Abdelaziz el-Husseini, líder do partido Karama, disse que Elelaimy e Monis participaram de reuniões com partidos políticos e legisladores da oposição para discutir as possibilidades de concorrer às eleições parlamentares de 2020. Sua última reunião foi no final da segunda-feira no Cairo, acrescentou.

“Essas reuniões públicas são legítimas. Elas são membros de partidos legítimos e absolutamente não têm laços com a Irmandade”, disse ele à agência de notícias Associated Press.

As reuniões incluíram o Movimento Democrático Civil (CDM), uma coalizão de partidos liberais e de esquerda, que pediu sua libertação na terça-feira.

Em um comunicado, o MDL negou que Elelaimy e os outros detidos tivessem conexões com a Irmandade Muçulmana.

Um dos colegas de Elelaimy disse acreditar que a prisão está ligada à decisão da coalizão de buscar mais membros para se preparar para as eleições do próximo ano.

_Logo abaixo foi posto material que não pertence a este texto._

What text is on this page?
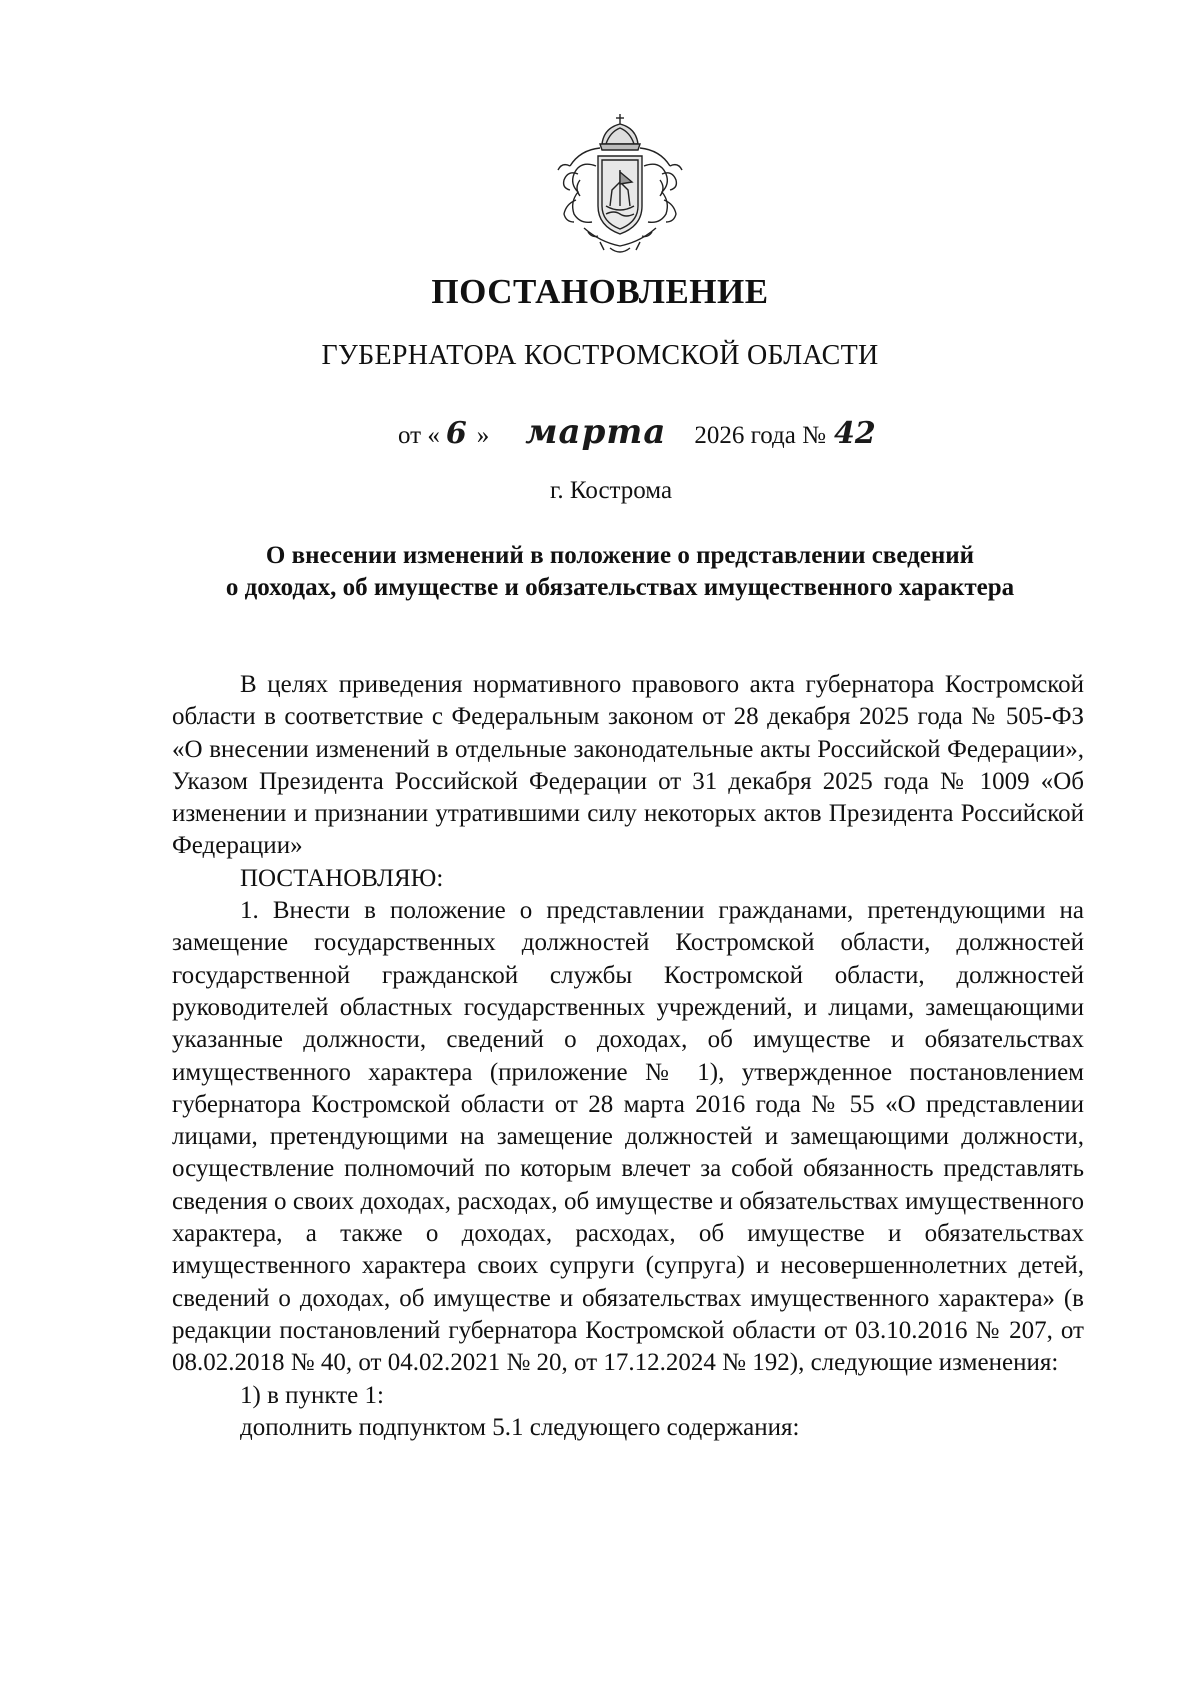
ПОСТАНОВЛЕНИЕ
ГУБЕРНАТОРА КОСТРОМСКОЙ ОБЛАСТИ
от « 6 » марта 2026 года № 42
г. Кострома
О внесении изменений в положение о представлении сведений
о доходах, об имуществе и обязательствах имущественного характера

В целях приведения нормативного правового акта губернатора Костромской области в соответствие с Федеральным законом от 28 декабря 2025 года № 505-ФЗ «О внесении изменений в отдельные законодательные акты Российской Федерации», Указом Президента Российской Федерации от 31 декабря 2025 года № 1009 «Об изменении и признании утратившими силу некоторых актов Президента Российской Федерации»

ПОСТАНОВЛЯЮ:

1. Внести в положение о представлении гражданами, претендующими на замещение государственных должностей Костромской области, должностей государственной гражданской службы Костромской области, должностей руководителей областных государственных учреждений, и лицами, замещающими указанные должности, сведений о доходах, об имуществе и обязательствах имущественного характера (приложение № 1), утвержденное постановлением губернатора Костромской области от 28 марта 2016 года № 55 «О представлении лицами, претендующими на замещение должностей и замещающими должности, осуществление полномочий по которым влечет за собой обязанность представлять сведения о своих доходах, расходах, об имуществе и обязательствах имущественного характера, а также о доходах, расходах, об имуществе и обязательствах имущественного характера своих супруги (супруга) и несовершеннолетних детей, сведений о доходах, об имуществе и обязательствах имущественного характера» (в редакции постановлений губернатора Костромской области от 03.10.2016 № 207, от 08.02.2018 № 40, от 04.02.2021 № 20, от 17.12.2024 № 192), следующие изменения:

1) в пункте 1:

дополнить подпунктом 5.1 следующего содержания:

“Não temos nada a ver com a Irmandade … Estou verdadeiramente espantado e não sei por que a segurança estaria aborrecida por querermos participar das eleições no marco da lei e da constituição”, disse Khaled Dawoud, membro do CDM. disse à agência de notícias Reuters.

A Anistia criticou as prisões como parte da “perseguição sistemática das autoridades egípcias e repressão brutal contra qualquer um que se atreva a criticá-las”.

“A repressão não deixa dúvidas sobre a visão das autoridades para a vida política no Egito; uma prisão a céu aberto sem oposição, críticas ou reportagens independentes permitiram”, disse Magdalena Mughrabi, diretora de pesquisa da Anistia na África do Norte, em um comunicado.